Amazon.com Review
Questions of loyalty and morality arise when a small town's attempt at economic renewal uncovers deeper troubles in Tom Barbash's debut novel,
The Last Good Chance. Ivy League-educated urban-planning star Jack Lambeau has returned to his hometown of Lakeland, New York to manage the slumping upstate port's reinvention as a boutique-filled tourist destination. Joining him is his fiancée, Anne, who has left her Manhattan home to pursue her interest in painting. Caught up in the regenerative fervor of his own devising, Jack chooses to ignore flaws in his professional and personal designs, including the toxic waste barrels being illegally dumped on area farms by Lakeland's mayor. Among those carrying out the dumping is Jack's underachieving brother Harris, who attempts to cover up a related death in his crew by secretly burying the body in Jack's backyard. Jack's close friend Steven Turner, a restless journalist for the local paper, is soon tipped off to the scandal. His big break, however, might come at the cost of the town's prosperity, Jack's career, and their friendship, which becomes additionally strained when Turner begins an affair with Anne.

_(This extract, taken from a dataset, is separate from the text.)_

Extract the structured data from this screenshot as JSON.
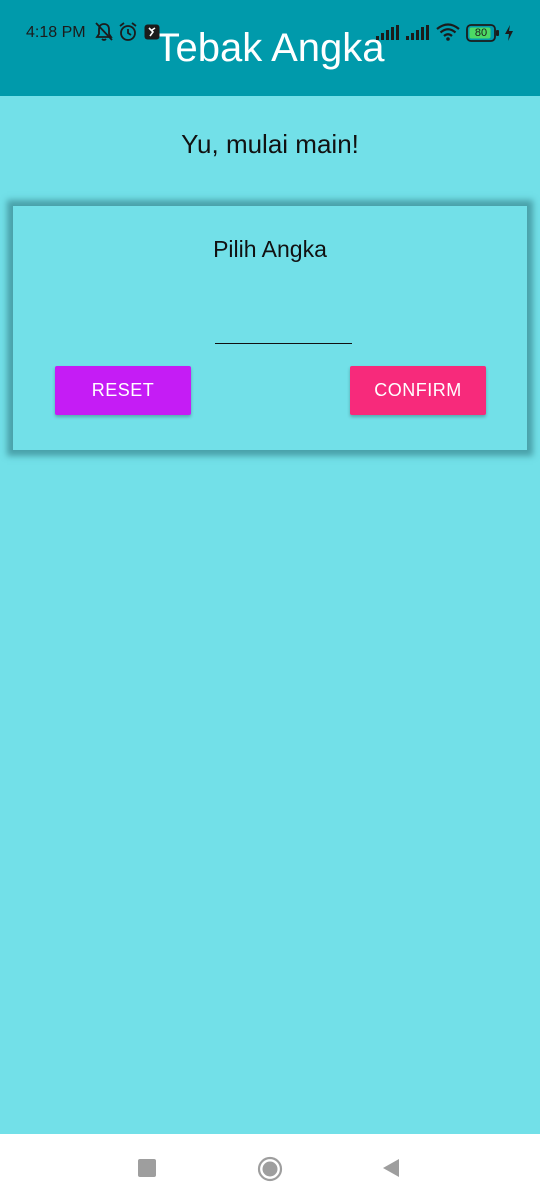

Throughout, each character attempts their own form of reinvention to overcome personal crises, and The Last Good Chance becomes, among other things, a satisfying study of transformation and its limits. "If the past was a flexible thing," Jack contemplates, "so might the future be, in the right hands." While his realistic prose at times fails to match the ambition of his outline, Barbash often incorporates just the right amount of suspense, humor, and insight to make for an ultimately multifaceted and engaging drama. --Ross Doll
From Publishers Weekly
Barbash shows himself to be a knowing guide to smalltown politics in a first novel with extraordinary empathic reach. Steven Turner is a young journalist exiled at a paper in Lakeland, a decaying port town in rural upstate New York. His best friend, Jack Lambeau, is the Lakeland town planner. An ambitious Ivy League graduate, Lambeau had had difficulty advancing his experimental urban planning ideas in New York City. When Lakeland's mayor, William Hickey, promised him carte blanche for his New Urbanist-style visions, Lambeau agreed to return to his hometown. With evangelical fervor, he tries to revive Lakeland through a glittering lakefront development project. What he doesn't know, and what the mayor does, is that there are tubs of toxic materials illegally dumped under the lakefront. Soon Turner gets wind of this situation. Should he report it and risk shutting down Lambeau's project? Turner's position is complicated by his secret affair with Lambeau's wife, Anne, a painter. The novel shuttles between Lambeau's compromises with the mayor, Turner's ethical dilemma and Anne's creative and spiritual ennui, all explored in clipped, hard-boiled prose with a dash of black humor ("[Turner] banged out his daily like a good soldier and then his Sunday feature, a fluff-puff about a family in the woods who farmed maple syrup for a living. He'd learned everything you could find out about tree sap in the morning and 'tapped' it out that evening. This was his life"). This is a taut, intricate vision of ambition, corruption and love in the postindustrial era. (Sept.)